Parks & Recreation landscape designer Nancy Prince and resident engineer William Leong created the design, which features a synthetic turf field and three-lane track that replaces the park's previous patched asphalt field. The Park's Canal and Chrystie Street entrance was also reconstructed, and new paths, benches, lighting, and decorative pavement were added. The site's perimeter fence and wall was also reconstructed. The landscape was updated with an expanded lawn, and new tree, shrub and perennial plantings to compliment the existing large plane trees.
In May 2003, Mayor Michael Bloomberg and Governor George Pataki announced the LMDC's allocation of $25 million to rejuvenate and create new green spaces throughout Lower Manhattan. Sara D. Roosevelt's reconstruction is one of thirteen Lower Manhattan sites Parks & Recreation has or intends to create or improve though this grant.
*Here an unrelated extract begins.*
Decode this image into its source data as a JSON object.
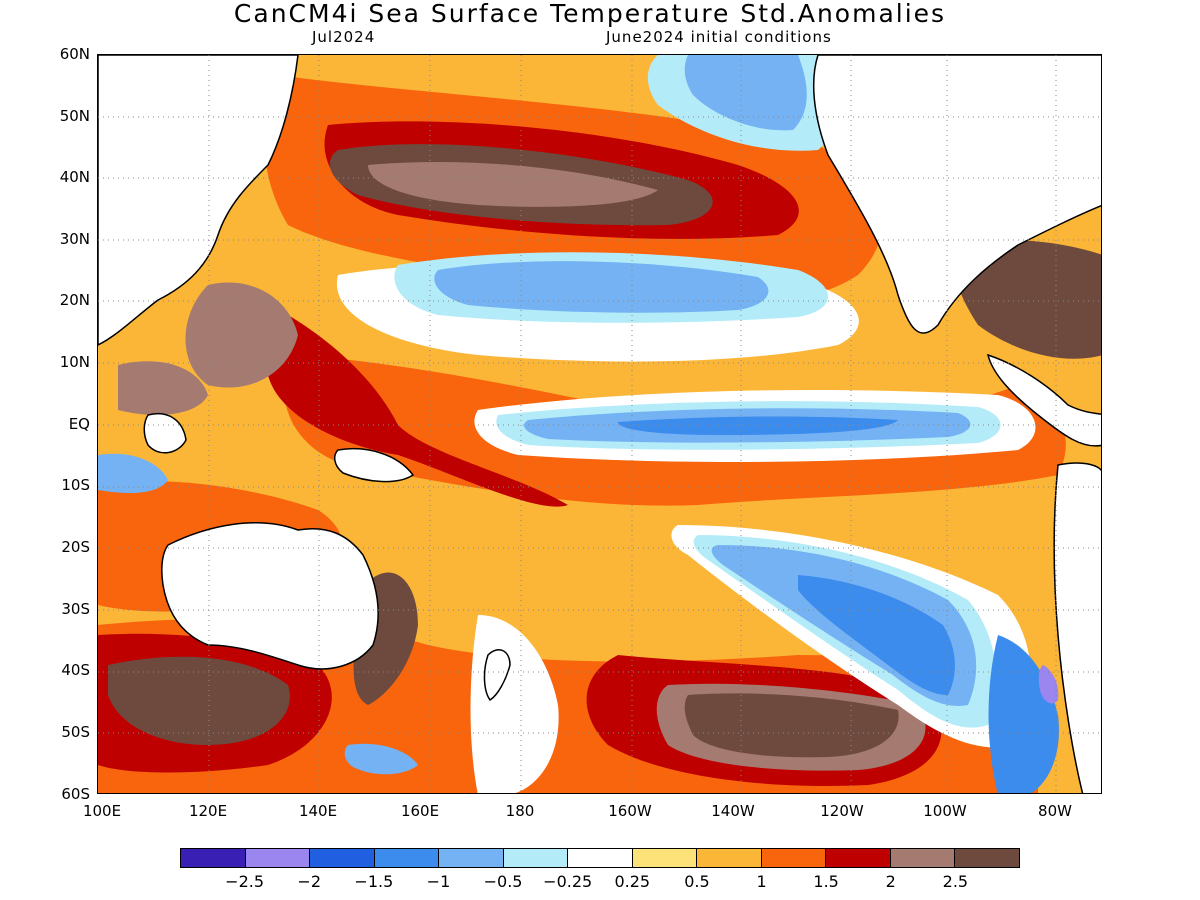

The 7.85-acre park was named in 1934 after Sara Delano Roosevelt, mother of President Franklin Delano Roosevelt. The parkland was acquired by the City in 1929 for the purpose of widening Chrystie and Forsyth Streets and building low-cost housing, but was later set aside for “playgrounds and resting places for mothers and children.” The construction of the park in 1934 was the largest park project on the Lower East Side since the acquisition of Tompkins Square Park a century earlier. At the park's dedication on September 14, 1934, Harry H. Schlacht, founder of the East Side Home News, proclaimed the day to be “the birth of a new Lower East Side.”